Ton plus nuancé sur le nucléaire

Dans un scrutin qui a vu la base conservatrice se mobiliser, Ebrahim Raïssi a tenté de rassembler au-delà du cercle des plus ultras en menant une campagne axée sur la lutte contre la pauvreté et la corruption dans un pays épuisé par la crise économique et le poids des sanctions internationales, entrées en vigueur après la sortie unilatérale de l’ancien président américain Donald Trump, en 2018, de l’accord sur le dossier nucléaire de Téhéran.

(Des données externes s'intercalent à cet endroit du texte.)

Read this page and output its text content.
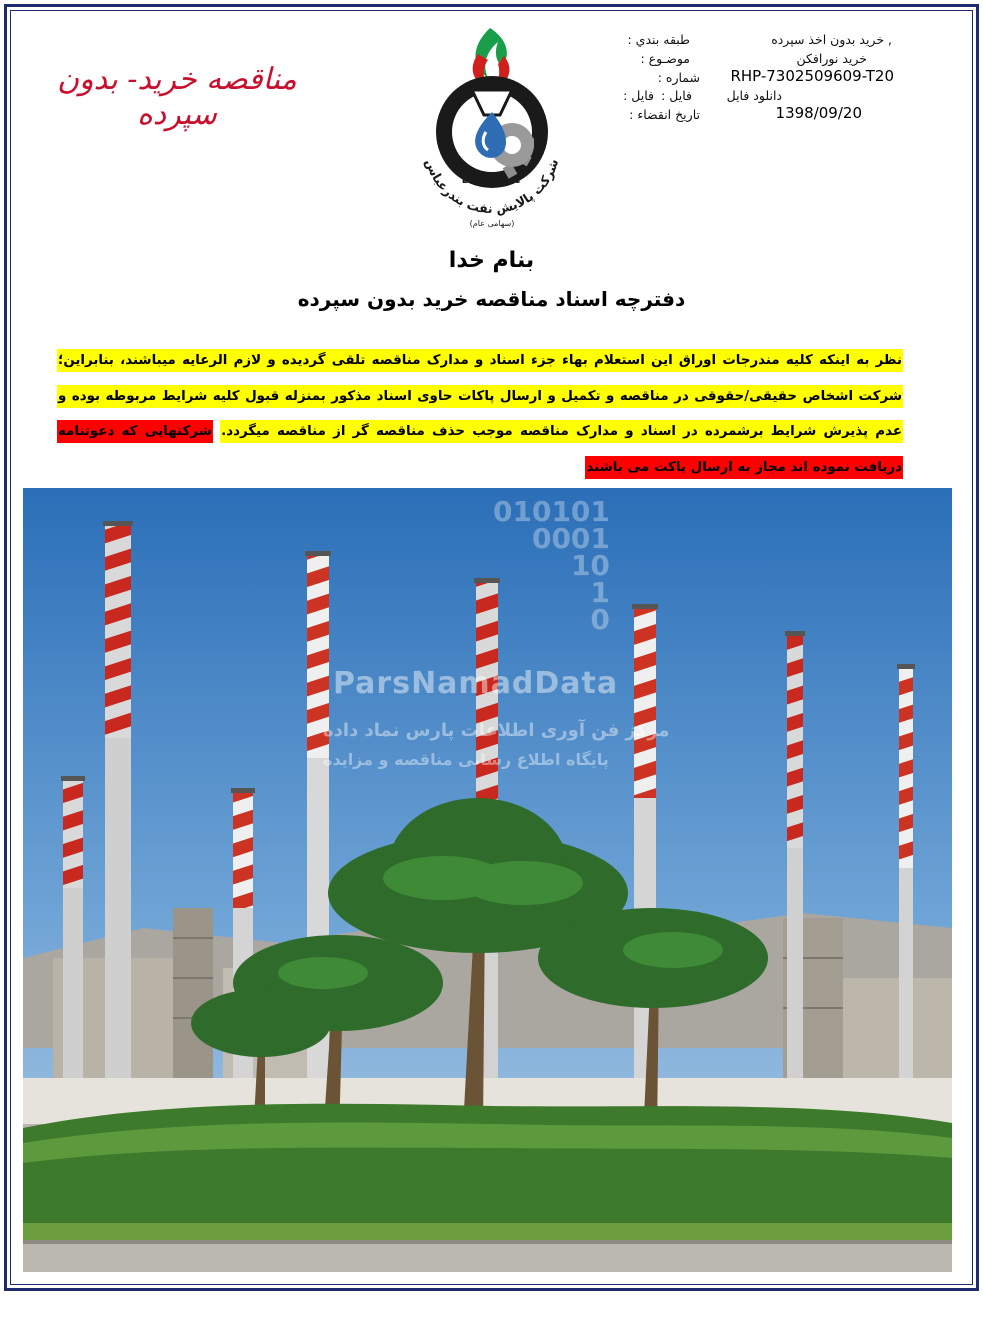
مناقصه خرید- بدون سپرده
طبقه بندي :	, خرید بدون اخذ سپرده
موضـوع :	خرید نورافکن
شماره : RHP-7302509609-T20
فایل : فایل :	دانلود فایل
تاريخ انقضاء :	1398/09/20
B.O.R.C
شرکت پالایش نفت بندرعباس
(سهامی عام)
بنام خدا
دفترچه اسناد مناقصه خرید بدون سپرده
نظر به اینکه کلیه مندرجات اوراق این استعلام بهاء جزء اسناد و مدارک مناقصه تلقی گردیده و لازم الرعایه میباشند، بنابراین؛ شرکت اشخاص حقیقی/حقوقی در مناقصه و تکمیل و ارسال پاکات حاوی اسناد مذکور بمنزله قبول کلیه شرایط مربوطه بوده و عدم پذیرش شرایط برشمرده در اسناد و مدارک مناقصه موجب حذف مناقصه گر از مناقصه میگردد. شرکتهایی که دعوتنامه دریافت نموده اند مجاز به ارسال پاکت می باشند
010101
0001
10
1
0
ParsNamadData
مرکز فن آوری اطلاعات پارس نماد داده
پایگاه اطلاع رسانی مناقصه و مزایده
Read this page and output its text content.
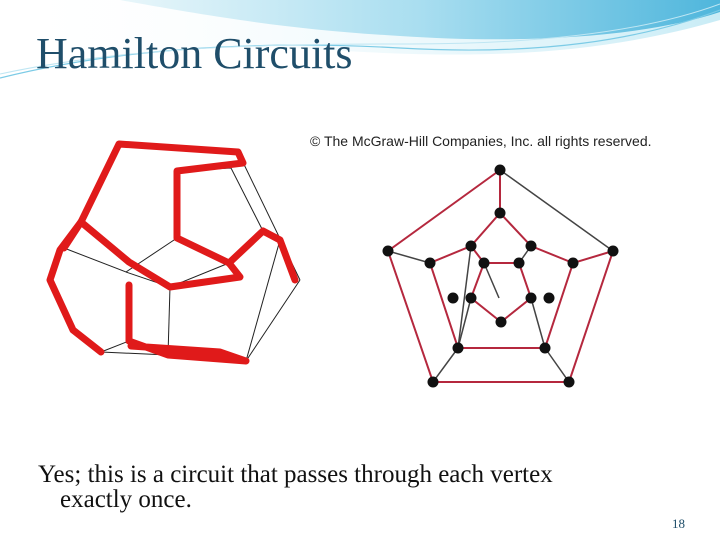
Hamilton Circuits
© The McGraw-Hill Companies, Inc. all rights reserved.
Yes; this is a circuit that passes through each vertex
exactly once.
18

La colère a conduit une majorité d’Iraniens à boycotter le scrutin, avec un taux d’abstention de 51,2 %, selon des résultats définitifs donnés par le ministère de l’intérieur, qui recense aussi près de 3,7 millions de bulletins blancs ou nuls. Mais son image d’homme incorruptible l’a servi auprès de ceux qui ont voté. Parmi les Iraniens qui se sont déplacés aux urnes vendredi, nombre d’électeurs rencontrés ont fait le pari de reporter leur voix sur Ebrahim Raïssi dans l’espoir, souvent sans grande illusion, d’une amélioration de leurs conditions de vie. Loin de toute considération sociétale ou religieuse.